Le « problème » Sullivan

Auteur :

Christophe Guillouët

AU TEMPS DE SA GLOIRE ET DEPUIS SA DISPARITION, nombreux ont été les commentaires et études qui ont vu dans Sullivan un complexe, chatoyant, fascinating génie, et qui l’ont consacré comme le premier des architectes américains. À sa mort, il fut qualifié par le Chicago Tribune et le New York Times de « doyen des architectes américains », et bientôt invoqué comme « l’inventeur », ou « le père du gratte-ciel moderne ». Le préfacier de son Autobiographie avait donné la mesure de cette dignité nationale en l’associant à Walt Whitman et Abraham Lincoln, figures d’avant-gardes héroïques, à la fois solitaires et porteuses d’un idéal collectif ; cet hommage, selon lequel l’architecture a succédé à la littérature et à la politique dans l’invention poétique et la représentation d’un pays est sans doute plus conséquent que la dispute entre modernes et postmodernes dans la défense de son héritage.

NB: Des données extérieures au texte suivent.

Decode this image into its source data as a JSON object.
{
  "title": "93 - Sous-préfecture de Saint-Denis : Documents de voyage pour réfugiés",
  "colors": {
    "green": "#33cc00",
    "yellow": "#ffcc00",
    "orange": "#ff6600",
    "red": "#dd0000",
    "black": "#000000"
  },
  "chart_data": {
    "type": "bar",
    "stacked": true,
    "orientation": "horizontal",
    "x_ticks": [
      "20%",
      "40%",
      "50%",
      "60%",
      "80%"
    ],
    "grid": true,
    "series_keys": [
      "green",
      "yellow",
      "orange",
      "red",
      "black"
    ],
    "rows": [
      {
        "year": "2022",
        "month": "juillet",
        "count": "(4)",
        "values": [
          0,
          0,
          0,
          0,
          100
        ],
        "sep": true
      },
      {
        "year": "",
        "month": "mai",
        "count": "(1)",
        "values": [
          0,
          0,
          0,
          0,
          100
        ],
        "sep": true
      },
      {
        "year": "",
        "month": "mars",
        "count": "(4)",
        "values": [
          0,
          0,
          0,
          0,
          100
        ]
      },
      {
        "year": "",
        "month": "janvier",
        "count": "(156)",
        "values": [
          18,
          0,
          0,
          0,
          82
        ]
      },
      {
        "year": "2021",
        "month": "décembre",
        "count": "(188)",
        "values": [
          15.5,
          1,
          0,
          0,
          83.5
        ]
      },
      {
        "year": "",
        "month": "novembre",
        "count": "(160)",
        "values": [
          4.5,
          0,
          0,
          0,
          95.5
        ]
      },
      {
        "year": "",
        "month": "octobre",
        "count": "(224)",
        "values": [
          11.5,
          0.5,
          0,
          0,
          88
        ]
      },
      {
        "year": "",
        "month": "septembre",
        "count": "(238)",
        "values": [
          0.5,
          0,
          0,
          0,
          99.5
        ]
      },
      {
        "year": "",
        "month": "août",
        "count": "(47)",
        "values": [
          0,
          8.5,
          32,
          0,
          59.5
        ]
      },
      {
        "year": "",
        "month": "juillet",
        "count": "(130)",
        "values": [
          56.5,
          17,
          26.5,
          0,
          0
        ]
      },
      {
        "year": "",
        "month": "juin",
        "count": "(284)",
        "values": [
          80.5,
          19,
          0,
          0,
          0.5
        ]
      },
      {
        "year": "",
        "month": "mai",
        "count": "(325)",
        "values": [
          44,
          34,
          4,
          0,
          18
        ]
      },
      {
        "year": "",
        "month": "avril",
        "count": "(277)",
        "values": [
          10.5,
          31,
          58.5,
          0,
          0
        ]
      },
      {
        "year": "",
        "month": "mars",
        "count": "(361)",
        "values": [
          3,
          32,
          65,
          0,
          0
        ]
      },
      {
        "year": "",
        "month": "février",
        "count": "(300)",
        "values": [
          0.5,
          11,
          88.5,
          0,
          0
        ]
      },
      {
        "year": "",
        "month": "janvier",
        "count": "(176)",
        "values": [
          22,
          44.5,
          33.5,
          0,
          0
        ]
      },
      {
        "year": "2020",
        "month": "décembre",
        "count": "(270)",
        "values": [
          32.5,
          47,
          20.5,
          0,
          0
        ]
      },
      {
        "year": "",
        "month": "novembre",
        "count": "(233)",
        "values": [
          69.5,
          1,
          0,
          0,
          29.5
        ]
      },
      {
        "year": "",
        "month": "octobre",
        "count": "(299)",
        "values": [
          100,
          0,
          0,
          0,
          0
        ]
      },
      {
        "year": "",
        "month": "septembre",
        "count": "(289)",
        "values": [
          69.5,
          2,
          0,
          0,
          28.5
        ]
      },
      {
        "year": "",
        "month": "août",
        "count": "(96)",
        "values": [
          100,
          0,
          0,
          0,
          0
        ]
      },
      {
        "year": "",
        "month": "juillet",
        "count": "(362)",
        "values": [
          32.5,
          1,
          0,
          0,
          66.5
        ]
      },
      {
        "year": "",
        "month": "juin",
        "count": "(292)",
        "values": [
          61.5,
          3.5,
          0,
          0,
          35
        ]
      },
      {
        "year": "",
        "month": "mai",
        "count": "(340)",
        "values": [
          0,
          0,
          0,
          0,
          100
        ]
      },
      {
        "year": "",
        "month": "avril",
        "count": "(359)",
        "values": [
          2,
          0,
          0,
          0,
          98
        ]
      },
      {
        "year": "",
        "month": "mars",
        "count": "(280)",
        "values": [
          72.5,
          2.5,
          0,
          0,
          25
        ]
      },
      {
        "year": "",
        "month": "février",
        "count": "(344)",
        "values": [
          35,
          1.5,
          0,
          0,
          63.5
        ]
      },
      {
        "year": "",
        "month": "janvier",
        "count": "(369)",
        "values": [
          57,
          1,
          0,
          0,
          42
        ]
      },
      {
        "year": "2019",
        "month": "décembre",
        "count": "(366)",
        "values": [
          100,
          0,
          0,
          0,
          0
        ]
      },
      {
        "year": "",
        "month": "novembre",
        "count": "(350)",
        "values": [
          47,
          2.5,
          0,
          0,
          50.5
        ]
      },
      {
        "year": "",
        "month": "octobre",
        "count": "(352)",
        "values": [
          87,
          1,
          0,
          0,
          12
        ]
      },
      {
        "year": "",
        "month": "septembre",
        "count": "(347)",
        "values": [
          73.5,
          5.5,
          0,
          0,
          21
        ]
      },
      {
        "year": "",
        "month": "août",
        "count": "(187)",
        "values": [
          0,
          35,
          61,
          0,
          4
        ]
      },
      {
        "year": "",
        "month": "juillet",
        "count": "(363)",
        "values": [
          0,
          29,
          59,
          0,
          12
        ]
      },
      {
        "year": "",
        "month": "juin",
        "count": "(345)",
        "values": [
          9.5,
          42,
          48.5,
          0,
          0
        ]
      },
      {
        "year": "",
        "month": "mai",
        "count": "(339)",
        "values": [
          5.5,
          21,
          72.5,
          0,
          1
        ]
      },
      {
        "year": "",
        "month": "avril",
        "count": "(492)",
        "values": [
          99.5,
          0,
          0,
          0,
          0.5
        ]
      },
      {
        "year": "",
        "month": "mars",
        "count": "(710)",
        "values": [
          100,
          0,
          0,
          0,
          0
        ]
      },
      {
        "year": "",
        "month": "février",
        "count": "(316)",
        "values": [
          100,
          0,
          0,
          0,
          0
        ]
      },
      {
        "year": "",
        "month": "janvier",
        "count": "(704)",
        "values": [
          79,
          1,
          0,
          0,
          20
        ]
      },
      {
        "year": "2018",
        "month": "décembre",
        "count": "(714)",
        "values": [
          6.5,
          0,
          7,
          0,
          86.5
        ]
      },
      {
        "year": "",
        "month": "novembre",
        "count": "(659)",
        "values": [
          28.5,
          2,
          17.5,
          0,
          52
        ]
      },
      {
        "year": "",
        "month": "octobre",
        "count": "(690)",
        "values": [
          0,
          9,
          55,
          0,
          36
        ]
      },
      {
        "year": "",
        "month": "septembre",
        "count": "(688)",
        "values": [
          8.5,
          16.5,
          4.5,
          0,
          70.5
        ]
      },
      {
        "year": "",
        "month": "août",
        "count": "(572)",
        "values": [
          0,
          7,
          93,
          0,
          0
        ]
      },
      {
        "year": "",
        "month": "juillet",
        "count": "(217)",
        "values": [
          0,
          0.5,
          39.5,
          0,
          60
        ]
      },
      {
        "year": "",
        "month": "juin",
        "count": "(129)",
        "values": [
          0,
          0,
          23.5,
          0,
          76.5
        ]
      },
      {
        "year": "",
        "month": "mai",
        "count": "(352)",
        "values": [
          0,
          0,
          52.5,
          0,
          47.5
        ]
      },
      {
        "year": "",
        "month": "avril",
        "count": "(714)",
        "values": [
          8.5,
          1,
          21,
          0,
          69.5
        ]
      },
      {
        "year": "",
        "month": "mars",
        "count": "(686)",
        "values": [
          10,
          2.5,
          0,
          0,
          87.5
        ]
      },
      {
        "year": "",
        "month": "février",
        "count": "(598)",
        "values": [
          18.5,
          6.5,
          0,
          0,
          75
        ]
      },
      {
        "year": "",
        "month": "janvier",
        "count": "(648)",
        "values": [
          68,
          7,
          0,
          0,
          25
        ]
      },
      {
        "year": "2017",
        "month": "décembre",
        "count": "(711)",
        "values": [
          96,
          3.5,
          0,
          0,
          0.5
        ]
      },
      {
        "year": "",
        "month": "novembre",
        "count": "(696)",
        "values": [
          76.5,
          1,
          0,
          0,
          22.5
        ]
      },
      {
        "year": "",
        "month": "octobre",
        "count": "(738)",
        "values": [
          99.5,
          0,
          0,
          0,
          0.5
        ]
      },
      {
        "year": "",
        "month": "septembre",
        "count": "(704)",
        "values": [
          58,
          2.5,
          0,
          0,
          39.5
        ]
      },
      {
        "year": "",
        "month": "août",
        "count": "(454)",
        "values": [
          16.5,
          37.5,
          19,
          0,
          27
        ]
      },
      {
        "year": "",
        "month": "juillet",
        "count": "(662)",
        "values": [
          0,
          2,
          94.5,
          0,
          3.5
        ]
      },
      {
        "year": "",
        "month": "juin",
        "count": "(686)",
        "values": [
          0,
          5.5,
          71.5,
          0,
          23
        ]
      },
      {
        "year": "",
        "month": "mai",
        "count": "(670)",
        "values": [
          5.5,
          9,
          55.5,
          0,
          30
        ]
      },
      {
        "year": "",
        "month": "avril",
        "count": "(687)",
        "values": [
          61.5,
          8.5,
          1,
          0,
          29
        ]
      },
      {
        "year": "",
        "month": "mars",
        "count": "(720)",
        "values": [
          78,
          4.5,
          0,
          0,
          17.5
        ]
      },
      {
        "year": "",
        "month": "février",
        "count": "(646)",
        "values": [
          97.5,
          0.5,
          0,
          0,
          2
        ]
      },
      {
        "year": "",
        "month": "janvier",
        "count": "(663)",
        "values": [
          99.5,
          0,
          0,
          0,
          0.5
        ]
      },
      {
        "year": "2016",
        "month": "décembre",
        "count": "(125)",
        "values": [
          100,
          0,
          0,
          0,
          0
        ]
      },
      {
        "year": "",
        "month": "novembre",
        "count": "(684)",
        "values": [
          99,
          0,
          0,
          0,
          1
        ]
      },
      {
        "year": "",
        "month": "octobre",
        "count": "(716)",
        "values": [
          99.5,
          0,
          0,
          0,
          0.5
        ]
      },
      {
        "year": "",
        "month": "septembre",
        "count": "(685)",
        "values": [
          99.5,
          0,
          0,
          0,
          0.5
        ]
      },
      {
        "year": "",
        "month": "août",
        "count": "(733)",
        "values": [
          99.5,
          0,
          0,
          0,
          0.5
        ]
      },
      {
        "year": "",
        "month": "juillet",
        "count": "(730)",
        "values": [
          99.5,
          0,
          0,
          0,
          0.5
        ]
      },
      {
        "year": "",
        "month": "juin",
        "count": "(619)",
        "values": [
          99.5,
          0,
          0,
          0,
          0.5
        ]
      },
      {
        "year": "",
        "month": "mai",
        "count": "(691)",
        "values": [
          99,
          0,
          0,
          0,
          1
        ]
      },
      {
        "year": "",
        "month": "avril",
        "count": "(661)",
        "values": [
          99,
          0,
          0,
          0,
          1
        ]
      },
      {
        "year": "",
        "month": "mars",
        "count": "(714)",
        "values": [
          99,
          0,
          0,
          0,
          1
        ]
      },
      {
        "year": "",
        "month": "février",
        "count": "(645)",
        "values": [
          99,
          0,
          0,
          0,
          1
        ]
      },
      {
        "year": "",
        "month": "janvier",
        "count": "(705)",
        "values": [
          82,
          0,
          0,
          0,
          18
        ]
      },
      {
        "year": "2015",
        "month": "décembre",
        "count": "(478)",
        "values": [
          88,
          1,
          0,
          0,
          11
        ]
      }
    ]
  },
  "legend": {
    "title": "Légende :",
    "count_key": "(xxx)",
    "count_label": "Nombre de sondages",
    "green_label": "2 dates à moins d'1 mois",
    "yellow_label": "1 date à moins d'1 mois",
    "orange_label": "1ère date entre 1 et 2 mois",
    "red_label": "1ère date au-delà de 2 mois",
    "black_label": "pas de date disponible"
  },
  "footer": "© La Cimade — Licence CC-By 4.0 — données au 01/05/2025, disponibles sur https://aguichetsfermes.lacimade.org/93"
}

Comme d’autres de ses co-nationaux, Sullivan eut une double approche du métier : par des études académiques qui, commencées dès 1872 au Massachusetts Institute of Technology de Boston sous la férule d’un maître local du néoclassicisme, le mèneront bientôt à la Mecque de l’architecture qu’était l’École des Beaux-Arts de Paris ; et, parallèlement, avec la rencontre de la tradition Arts and Crafts, où les États-Unis se cherchaient une identité culturelle.

Une pulsion du dessin, peut-être héritée de ses parents, en tout cas révélée et exploitée dans ces deux approches, fut la première, constante et ultime manifestation de son activité créatrice. Ses réalisations firent sensation dès la fin des années 1870, avec des ornements naturalistes, puis diverses expériences de motifs décoratifs, par lesquelles il s’appliqua bientôt à définir l’architectonique du bâtiment et qui l’amenèrent à déclarer la nécessité d’un style américain. Puis, dans les années 1890, son apport à l’architecture urbaine moderne sera décisif, avec sa conception rationnelle du « grand immeuble de bureaux », qui symbolise et synthétise le paradigme de la ville moderne tel que l’a élaboré l’école de Chicago dans ses différentes branches, artistiques et architecturale comme sociologiques et philosophiques.